Kennedy Center Honors 2021: A Toast to Tradition

Recognized as an ambassador for new music, Leon is an award-winning composer, conductor and teacher, a founding member of the Harlem Dance Theater and a lifelong advocate for living classical music composers.

The 79-year-old musician was surprised to hear of such an honor.

“It’s a bit overwhelming. It’s kind of a surprise when you say, “What?” she said. “Of course, when it hits you, you start making a movie in your head about everything that you have done, remembering the people who are no longer around, those who supported you from the very beginning, starting with your grandparents” .

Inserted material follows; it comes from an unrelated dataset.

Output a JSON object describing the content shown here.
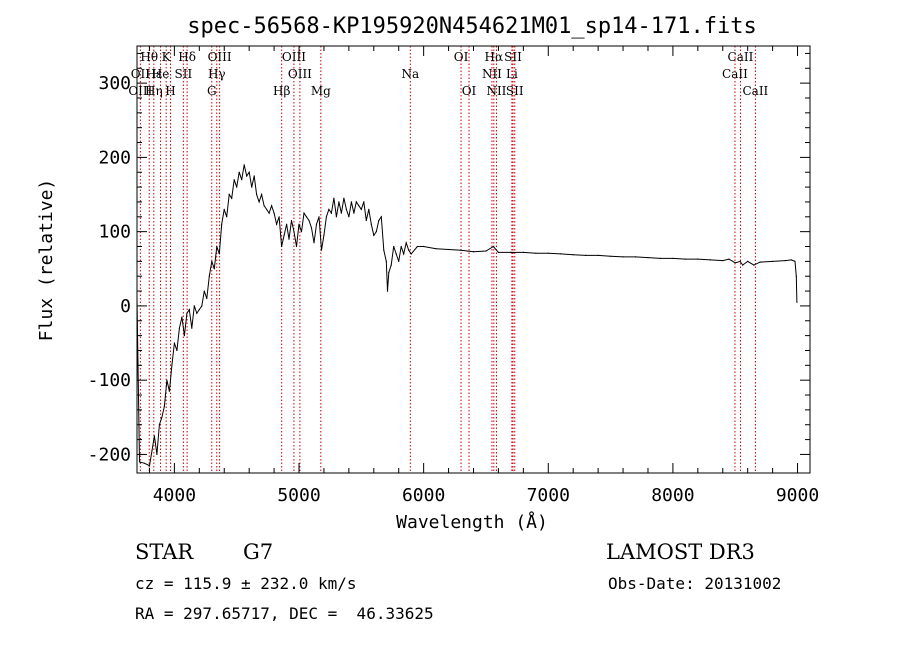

Leon’s grandmother enrolled her in music lessons when she was a small child in Cuba. The classically trained pianist left for Miami in 1967 at the age of 24 to pursue a career as a concert pianist. She quickly moved to New York and on her first trip to Harlem to fill in for a friend who accompanied ballet classes there, she met the famous dancer Arthur Mitchell. She left this concert with an invitation to work on his next project, which was the Harlem Dance Theater.

“I had no idea who he was, I just enjoyed playing the piano,” said Leon, who became the band’s music director. “This is how life surprises you. I still don’t know how it happened.”

Mitchell encouraged her to write music and put dance on her first composition. Leon was New Music Advisor to the New York Philharmonic in the 1990s, conducted the Kennedy Center Opera House Orchestra several times, and launched the Brooklyn Philharmonic’s public concert series. She founded Composers Now, an organization that commissions and advocates for living composers. and taught generations of students at Brooklyn College and the CUNY Alumni Center from 1985 until his retirement in 2019.

“I have always been a musician. I shape myself, reinvent myself, create myself. It continues to this day,” she said. “It happens to every person the same way – we keep growing until it’s time to leave.”

Her work “Stride” was commissioned by the New York Philharmonic as part of the Project 19 initiative launched in 2020, which featured 19 works by 19 women to commemorate the 100th anniversary of the 19th Amendment giving women the right to vote. He was awarded the 2021 Pulitzer Prize for Music.

The 2022 Kennedy Center Awards will be hosted by Done+Dusted, creators of the last three Mark Twain Awards. Rutter said the switch from White Cherry, which has produced the show since 2015, is part of an effort to keep it fresh.